The groups were educated people and they wanted Christianity to be intellectual, fit to stand beside the other great philosophies of the day. But, the effect of their teaching was to destroy the incarnation, to eliminate the Christian ethic and to make fellowship within the church impossible because of their elitism.
The claim of knowing Christ is meaningless apart from obedience to His commands. Living as He lived – by His example – is the evidence of our faith and union with Him.
John wrote his gospel to correct these tendencies and to show Christ was/IS the unique Son of God. John 20:31 says, “These are written that you may believe that Jesus is the Christ, the Son of God and that by believing you may have life in His name.”

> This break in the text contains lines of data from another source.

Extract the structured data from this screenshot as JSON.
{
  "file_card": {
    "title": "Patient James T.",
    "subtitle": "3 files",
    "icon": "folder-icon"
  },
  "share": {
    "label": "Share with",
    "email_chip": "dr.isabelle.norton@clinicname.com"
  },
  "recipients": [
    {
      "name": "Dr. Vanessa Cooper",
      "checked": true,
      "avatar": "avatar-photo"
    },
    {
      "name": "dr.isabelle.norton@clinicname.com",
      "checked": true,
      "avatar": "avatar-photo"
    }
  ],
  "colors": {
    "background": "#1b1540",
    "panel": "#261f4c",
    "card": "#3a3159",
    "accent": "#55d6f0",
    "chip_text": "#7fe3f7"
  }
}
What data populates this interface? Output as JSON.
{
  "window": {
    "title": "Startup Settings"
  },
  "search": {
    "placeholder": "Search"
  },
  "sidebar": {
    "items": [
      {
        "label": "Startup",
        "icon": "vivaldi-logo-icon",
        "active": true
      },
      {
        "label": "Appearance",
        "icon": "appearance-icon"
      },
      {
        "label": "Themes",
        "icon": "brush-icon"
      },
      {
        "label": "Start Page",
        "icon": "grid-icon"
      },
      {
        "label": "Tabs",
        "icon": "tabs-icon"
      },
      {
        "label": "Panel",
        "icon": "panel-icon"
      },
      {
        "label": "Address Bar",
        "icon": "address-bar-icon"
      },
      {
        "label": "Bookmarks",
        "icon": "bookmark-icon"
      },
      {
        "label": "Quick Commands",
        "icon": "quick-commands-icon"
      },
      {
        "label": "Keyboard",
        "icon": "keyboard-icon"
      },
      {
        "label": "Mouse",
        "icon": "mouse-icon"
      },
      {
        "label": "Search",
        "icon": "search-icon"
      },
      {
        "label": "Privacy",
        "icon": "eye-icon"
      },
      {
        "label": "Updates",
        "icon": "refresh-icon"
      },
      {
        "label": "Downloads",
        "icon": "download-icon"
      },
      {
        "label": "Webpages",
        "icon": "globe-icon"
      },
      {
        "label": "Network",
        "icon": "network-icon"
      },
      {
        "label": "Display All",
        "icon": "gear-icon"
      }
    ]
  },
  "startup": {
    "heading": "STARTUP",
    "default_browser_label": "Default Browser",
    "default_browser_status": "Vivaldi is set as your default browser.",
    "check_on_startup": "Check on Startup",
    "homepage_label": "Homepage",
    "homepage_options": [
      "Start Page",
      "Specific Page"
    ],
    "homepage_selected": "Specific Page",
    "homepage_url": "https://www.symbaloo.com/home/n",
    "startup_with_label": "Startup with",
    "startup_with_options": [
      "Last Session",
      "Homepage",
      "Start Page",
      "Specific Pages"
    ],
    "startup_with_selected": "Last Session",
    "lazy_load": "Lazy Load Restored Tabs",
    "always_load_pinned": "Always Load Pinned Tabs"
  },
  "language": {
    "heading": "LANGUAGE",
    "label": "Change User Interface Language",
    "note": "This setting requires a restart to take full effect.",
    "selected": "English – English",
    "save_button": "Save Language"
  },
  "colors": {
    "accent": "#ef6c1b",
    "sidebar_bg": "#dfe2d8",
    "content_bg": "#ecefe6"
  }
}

Matthew, written about AD 60, gives special emphasis to Christ’s person – in view of past prophecies. He was writing mainly to the Jews who of course knew the Old Testament. He showed Jesus as King. Mark was full of action and anecdotes. He was the first gospel, written about AD 58 and the shortest. He wrote down Jesus’ words and the things He did. He showed Jesus as the obedient servant. Luke linked events with the names of governors and places – kind of putting Jesus into the part of history when He lived. He showed Jesus as the Ideal Son of Man and he interviewed many people including Jesus’ Mother, and carefully documented it all.
The book of John was written about AD 98 after a lifetime of meditative reflection on Christ by the man who was known to be a thinker and loved by Jesus.